Friday, October 26, 2012

A New Undergraduate Major? A Ph.D. Area of Focus?



The other day, the word-of-the-day from the Oxford English Dictionary was morology, an obsolete word whose time, I believe, has come again.  Here's the info from the OED:


morology, n.
Pronunciation: Brit. /məˈrɒlədʒi/, /mɒˈrɒlədʒi/,  U.S. /məˈrɑlədʒi/
Forms:  15–16 morologie,   16 19– morology
Etymology: <  Middle French morologie (1593) or its etymon post-classical Latin morologia foolish talking (4th cent.) <  ancient Greek μωρολογία foolish talking <  μωρολόγος that talks foolishly ( <  μωρός foolish (see moron n.2) + -λόγος: see -logy comb. form) + -ία -y suffix3. In sense 2 after morologist n.,morological adj.

1.  Foolish words or talking. Obs.
a1614  J. Melville Autobiogr. & Diary (1842) 350 Corrupt communication, morologie, aischrologie.
1652  W. Rowland Judic. Astrol. (title-page), Of Will. Ramsey's Morologie in his pretended Reply (called Lux veritatis) to Doctour Nathaniel Homes his Demonologie.
1656  T Blount GlossographiaMorology, a foolish speaking.

 2.  The study of fools and folly. rare.
1908 N.E.D.Morology, the science that treats of fools.
1975  B. Felton  & M. Fowler Most Unusual 176 This book is an example of morology—the study of foolishness.


So ... I'm thinking that morology could be a great undergraduate major--even an area of focus for a Ph.D. program.  The field is fecund with possibility.  Just think of some of the courses and/or minors you could take:

1. Shakespeare and Morology.  In this course you could look at the most foolish characters in the Bard's plays--from fall-down feckless ones like Dogberry to more sanguinary ones like Macbeth to more clueless ones like Othello to groups of fools (the young men in Love's Labour's Lost).

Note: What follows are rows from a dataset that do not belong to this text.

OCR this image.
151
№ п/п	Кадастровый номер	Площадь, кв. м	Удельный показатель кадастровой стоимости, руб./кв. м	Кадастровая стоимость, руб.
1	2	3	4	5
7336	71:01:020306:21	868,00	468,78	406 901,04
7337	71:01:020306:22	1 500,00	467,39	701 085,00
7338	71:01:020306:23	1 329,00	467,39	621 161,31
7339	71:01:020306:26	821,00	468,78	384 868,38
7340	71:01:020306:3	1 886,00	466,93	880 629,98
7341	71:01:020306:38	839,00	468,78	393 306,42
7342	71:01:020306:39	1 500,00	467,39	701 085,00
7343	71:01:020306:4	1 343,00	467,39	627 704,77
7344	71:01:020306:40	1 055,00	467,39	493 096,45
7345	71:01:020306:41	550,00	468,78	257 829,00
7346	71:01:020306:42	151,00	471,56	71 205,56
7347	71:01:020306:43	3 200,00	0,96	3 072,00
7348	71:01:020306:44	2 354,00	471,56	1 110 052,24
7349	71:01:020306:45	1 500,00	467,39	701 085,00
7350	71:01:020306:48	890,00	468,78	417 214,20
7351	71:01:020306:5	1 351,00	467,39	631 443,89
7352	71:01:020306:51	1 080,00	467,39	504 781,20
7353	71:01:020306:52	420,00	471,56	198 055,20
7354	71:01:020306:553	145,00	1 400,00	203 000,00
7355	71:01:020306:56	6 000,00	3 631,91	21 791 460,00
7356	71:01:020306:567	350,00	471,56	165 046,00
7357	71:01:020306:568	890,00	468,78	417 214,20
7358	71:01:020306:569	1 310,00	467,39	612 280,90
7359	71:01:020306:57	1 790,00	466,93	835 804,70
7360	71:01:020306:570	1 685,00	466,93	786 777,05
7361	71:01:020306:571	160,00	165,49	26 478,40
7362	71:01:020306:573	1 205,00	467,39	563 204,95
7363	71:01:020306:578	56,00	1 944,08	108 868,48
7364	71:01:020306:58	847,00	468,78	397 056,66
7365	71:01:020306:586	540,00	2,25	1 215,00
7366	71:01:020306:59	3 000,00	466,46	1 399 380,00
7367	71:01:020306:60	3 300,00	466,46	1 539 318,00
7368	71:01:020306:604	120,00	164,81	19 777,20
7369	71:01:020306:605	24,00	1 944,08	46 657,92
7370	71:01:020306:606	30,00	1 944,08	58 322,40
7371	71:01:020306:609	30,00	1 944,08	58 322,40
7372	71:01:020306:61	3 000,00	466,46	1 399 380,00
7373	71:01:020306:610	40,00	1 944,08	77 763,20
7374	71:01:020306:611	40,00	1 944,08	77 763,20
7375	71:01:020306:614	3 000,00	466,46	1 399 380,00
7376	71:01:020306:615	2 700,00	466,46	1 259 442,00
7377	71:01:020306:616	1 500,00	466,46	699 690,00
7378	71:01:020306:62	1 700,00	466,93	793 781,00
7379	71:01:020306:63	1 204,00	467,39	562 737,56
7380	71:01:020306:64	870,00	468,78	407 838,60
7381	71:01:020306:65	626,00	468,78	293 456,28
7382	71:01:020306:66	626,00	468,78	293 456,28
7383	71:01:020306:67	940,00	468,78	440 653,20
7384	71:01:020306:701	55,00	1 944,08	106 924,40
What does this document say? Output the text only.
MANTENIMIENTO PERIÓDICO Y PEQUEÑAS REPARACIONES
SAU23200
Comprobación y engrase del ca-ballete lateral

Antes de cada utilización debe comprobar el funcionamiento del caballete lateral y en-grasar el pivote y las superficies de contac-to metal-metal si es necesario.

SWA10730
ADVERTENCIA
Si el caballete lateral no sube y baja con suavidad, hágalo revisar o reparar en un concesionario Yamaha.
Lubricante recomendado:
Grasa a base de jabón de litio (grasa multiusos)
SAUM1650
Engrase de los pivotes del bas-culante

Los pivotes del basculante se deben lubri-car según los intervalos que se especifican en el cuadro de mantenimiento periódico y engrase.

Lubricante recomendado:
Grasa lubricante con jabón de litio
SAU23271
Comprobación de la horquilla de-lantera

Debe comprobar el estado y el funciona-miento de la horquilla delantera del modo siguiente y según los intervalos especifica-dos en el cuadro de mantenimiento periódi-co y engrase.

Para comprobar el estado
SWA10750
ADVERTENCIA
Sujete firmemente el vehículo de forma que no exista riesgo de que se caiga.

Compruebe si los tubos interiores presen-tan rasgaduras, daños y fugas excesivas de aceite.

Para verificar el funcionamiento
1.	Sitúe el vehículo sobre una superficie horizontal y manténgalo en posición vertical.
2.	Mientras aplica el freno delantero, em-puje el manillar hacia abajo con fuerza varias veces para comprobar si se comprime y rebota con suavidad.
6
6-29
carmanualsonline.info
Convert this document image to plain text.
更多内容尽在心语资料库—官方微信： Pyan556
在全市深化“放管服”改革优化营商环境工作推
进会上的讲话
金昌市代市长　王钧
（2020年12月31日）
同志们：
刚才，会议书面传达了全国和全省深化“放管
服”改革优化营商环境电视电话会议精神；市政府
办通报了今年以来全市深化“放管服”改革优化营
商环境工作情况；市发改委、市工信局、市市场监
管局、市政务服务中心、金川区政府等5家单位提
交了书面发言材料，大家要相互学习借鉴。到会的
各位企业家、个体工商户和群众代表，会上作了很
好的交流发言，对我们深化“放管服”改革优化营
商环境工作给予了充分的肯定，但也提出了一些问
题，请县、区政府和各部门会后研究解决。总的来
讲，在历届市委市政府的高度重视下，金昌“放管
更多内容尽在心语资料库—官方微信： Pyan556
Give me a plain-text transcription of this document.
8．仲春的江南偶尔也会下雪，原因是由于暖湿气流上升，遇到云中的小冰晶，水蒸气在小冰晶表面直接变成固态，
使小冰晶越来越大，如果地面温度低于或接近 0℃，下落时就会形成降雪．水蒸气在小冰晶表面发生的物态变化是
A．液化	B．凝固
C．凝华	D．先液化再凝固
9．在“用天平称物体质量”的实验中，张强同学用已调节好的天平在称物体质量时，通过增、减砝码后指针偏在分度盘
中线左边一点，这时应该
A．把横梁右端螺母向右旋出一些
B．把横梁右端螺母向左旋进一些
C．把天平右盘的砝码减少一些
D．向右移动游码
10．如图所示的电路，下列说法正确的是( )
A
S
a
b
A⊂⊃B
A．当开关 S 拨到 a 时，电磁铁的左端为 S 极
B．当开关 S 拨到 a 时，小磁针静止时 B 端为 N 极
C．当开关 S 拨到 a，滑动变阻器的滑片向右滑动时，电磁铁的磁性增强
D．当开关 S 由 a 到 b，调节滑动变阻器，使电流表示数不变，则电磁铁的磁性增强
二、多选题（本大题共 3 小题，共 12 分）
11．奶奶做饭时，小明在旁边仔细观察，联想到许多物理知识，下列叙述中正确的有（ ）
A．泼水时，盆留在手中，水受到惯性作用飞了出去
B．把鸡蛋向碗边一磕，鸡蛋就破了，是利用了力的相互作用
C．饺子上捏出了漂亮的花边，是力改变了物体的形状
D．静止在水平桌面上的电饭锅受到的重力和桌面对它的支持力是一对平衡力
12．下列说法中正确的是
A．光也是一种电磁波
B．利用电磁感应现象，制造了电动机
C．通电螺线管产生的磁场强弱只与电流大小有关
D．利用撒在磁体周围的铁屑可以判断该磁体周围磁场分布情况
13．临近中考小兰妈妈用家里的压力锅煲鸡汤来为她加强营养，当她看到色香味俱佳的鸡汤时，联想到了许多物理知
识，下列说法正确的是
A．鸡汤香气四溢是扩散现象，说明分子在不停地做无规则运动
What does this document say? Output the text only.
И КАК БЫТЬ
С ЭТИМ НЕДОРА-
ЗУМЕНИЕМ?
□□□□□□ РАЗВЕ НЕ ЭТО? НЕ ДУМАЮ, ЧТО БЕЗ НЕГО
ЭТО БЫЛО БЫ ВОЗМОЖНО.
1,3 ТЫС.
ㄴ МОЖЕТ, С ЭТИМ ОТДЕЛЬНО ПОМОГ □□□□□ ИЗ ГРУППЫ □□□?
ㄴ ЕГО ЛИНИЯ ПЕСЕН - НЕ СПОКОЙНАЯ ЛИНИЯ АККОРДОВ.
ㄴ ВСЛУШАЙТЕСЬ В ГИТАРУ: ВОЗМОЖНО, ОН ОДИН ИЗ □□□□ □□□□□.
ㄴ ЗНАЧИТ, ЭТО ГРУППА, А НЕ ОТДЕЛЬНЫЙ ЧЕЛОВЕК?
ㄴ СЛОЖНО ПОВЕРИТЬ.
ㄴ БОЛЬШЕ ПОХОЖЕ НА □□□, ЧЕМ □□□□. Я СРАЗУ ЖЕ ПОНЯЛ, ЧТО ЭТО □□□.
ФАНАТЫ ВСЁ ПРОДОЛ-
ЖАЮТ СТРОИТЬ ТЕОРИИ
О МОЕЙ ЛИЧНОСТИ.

2. Politics and Morology.  This is a sequence of courses that does not end until you die: the topic is limitless, and you never get a degree (because you can never exhaust the subject), and, as a result, you end up being subject matter for another major ...

3. My Own Morology.  In this sequence of courses you study your own folly, write interminable memoirs about your foolishness, memoirs that only you and those named therein will ever read.  You will consider them masterpieces; the others you name will consider them libelous and will launch lawsuits, leading to yet another major ...

4. The Legal Profession and Morology.  A look at the foolish ideas in the history of jurisprudence.  Required reading (once per week): Bleak House, by Charles Dickens.

5. Science and Morology.  A look at the many foolish moments and theories from the history of science and medicine--e.g., the fixed stars, the flat earth, bleeding and blistering, igniting fires to burn the air pure during times of plague, filling dental cavities with crow's dung, etc.

6. Religion and Morology.  Each student designs his or her own sequence of courses that will examine the foolishness in all religions other than the student's own, of course, which is eminently sensible.  And true.

7. History and Morology.  An examination of all the foolish ideas that have dominated historiography since men first started writing lies about what happened (viz., when men first started writing at all).  "Conquerors write the history," so the saying goes.  Which is another way to define a lie.

8. Education and Morology.  An examination of the foolish ideas that have dominated discussions about schools and education.  Like the major of Politics and Morology, this sequence of courses has no end.  Students will spend an entire decade learning about the madness of standardized testing; the decade will conclude with a standardized test that will take two years to complete.

9. Other possible areas--Entertainment and Morology (probably too much overlap to be a useful sequence of courses), Celebrities and Morology (ditto), Pets and Morology (too controversial), Families and Morology (parents and offspring must never be in the same classroom, however), The Morology of Marriage (only single--i.e., clueless--people allowed).

10. Finally--A capstone course for all majors and Ph.D. candidates: The Morology of Morology.